Of course, xG isn’t perfect, it’s just the best tool to determine how good a player or team are. But what are some of the problems? Well, every shot from as far back as data goes is used. For example, every shot from the left corner of the box is used to determine the probability of a future shot from that same position goes in. The problem with that is that it doesn’t distinguish between good and bad finishers or long shot takers that we know exist such as Coutinho. This model is objective to who is taking the shot. There are very few players that consistently out perform their xG which does show that finishing ability isn’t as important as first thought. For example, Cristiano Ronaldo is a well renowned clinical finisher however, since 2014/15 he has only over performed his xG once. Another clinical finisher in Robert Lewandowski runs pretty much level with xG apart from 2018/19. This does suggest that the xG model is very accurate. This does change what is valued in a striker as Lewandowski and Ronaldo are both elite strikers and yet they run pretty much level with xG. This shows we shouldn’t value finishing as much but more their ability to get on the end of the chances.
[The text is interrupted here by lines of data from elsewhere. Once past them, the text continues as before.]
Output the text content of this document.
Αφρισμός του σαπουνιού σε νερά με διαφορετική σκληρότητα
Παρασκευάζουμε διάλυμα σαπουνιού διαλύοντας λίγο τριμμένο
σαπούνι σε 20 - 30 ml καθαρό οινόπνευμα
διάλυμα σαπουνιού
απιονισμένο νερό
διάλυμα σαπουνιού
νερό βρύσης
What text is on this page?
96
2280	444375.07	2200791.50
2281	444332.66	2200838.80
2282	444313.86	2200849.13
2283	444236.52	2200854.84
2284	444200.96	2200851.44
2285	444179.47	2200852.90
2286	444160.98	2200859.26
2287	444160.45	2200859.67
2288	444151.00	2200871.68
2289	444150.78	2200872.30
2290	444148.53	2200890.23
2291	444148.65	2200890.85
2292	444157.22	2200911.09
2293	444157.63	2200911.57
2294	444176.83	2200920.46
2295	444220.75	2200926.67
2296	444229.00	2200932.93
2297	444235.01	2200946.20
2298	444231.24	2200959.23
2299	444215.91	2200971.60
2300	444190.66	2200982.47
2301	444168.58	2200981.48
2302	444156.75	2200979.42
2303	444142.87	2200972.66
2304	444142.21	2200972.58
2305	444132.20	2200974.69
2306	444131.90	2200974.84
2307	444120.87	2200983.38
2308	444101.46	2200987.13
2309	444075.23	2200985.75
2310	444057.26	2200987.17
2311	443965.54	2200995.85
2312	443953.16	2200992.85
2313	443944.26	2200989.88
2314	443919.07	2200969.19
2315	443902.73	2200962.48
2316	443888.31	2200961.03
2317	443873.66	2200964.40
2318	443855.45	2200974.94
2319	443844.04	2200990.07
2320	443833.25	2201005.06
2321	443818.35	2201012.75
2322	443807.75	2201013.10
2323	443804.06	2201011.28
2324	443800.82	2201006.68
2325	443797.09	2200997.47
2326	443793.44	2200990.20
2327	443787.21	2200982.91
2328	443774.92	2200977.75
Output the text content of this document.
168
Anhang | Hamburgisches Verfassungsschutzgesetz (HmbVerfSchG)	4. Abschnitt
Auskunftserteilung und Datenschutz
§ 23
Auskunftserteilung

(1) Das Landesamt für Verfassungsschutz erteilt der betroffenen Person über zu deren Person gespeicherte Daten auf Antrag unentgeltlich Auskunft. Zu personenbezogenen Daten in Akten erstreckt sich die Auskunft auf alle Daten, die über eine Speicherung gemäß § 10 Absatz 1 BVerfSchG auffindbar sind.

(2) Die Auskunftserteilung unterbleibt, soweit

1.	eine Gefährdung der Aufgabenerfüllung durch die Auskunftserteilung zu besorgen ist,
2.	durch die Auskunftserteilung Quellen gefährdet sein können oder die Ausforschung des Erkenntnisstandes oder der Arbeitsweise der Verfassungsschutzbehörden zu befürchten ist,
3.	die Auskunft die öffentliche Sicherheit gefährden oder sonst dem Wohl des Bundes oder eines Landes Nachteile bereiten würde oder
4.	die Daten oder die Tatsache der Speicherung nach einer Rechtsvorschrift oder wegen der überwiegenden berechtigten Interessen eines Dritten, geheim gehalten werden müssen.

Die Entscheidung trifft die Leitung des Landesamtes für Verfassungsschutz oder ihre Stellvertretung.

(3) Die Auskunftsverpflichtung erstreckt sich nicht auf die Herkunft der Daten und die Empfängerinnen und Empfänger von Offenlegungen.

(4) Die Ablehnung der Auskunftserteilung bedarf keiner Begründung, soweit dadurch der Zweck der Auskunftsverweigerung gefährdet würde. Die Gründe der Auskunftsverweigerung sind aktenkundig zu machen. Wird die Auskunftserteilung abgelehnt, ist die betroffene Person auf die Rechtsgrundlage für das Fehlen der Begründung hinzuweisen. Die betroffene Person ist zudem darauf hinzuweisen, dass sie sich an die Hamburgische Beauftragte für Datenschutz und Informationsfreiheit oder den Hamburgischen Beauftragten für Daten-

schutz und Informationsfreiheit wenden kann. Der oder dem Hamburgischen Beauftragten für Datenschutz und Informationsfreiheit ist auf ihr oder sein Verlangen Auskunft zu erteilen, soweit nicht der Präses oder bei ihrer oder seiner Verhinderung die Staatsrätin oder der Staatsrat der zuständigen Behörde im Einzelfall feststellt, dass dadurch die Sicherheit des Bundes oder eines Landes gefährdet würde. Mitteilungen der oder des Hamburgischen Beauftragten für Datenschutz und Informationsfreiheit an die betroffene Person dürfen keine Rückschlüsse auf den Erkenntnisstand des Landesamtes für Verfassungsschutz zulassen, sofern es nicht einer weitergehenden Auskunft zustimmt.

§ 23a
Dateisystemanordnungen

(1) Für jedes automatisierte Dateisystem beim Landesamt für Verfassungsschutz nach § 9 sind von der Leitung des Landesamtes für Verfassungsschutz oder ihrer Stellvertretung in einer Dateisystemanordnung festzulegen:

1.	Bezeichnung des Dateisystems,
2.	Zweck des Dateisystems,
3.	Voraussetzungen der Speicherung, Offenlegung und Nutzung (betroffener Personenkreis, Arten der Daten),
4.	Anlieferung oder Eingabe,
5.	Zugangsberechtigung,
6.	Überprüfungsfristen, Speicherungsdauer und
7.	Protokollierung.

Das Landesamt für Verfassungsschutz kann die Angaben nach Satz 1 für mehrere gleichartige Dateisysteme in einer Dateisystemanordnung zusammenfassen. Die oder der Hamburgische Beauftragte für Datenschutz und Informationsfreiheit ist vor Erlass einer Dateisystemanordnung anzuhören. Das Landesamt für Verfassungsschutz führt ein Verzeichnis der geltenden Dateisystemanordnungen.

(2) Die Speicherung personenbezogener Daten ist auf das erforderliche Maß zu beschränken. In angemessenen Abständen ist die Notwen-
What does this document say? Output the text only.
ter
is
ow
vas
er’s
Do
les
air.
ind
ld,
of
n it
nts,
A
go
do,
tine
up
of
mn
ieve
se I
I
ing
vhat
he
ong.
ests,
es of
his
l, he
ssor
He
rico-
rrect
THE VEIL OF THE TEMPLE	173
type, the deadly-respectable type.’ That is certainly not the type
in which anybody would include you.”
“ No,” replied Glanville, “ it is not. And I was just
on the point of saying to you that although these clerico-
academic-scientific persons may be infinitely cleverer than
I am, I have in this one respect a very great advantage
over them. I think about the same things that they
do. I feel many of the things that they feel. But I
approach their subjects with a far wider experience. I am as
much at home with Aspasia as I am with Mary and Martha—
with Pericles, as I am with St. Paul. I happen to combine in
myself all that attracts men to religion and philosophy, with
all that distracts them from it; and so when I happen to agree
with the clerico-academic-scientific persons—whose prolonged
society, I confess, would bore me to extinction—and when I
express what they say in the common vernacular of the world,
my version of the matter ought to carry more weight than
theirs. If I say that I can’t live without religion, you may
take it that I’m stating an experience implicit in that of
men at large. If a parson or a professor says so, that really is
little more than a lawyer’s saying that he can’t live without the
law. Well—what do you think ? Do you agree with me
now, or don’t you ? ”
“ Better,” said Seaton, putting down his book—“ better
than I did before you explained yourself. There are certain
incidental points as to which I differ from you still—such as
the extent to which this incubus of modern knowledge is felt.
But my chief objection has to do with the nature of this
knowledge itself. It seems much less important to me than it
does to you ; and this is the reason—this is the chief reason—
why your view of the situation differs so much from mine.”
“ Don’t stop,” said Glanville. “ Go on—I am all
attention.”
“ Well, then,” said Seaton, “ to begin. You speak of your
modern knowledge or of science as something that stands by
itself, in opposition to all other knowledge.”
Another problem with xG is that it doesn’t take into consideration the positioning of defenders as there isn’t the data for how many players are in between the goal and the player taking the shot. This is why they have things like the through balls and counter attacks built into the model as a rough way of telling where the defence is and how much pressure the shooter is under. This problem is why managers like Dyche or Favre, teams who like to block most shots consistently out-perform xG defensively. This is becuase their team block a lot of shots and xG can’t tell that those shots are a lot harder to finish even if they weren’t being blocked.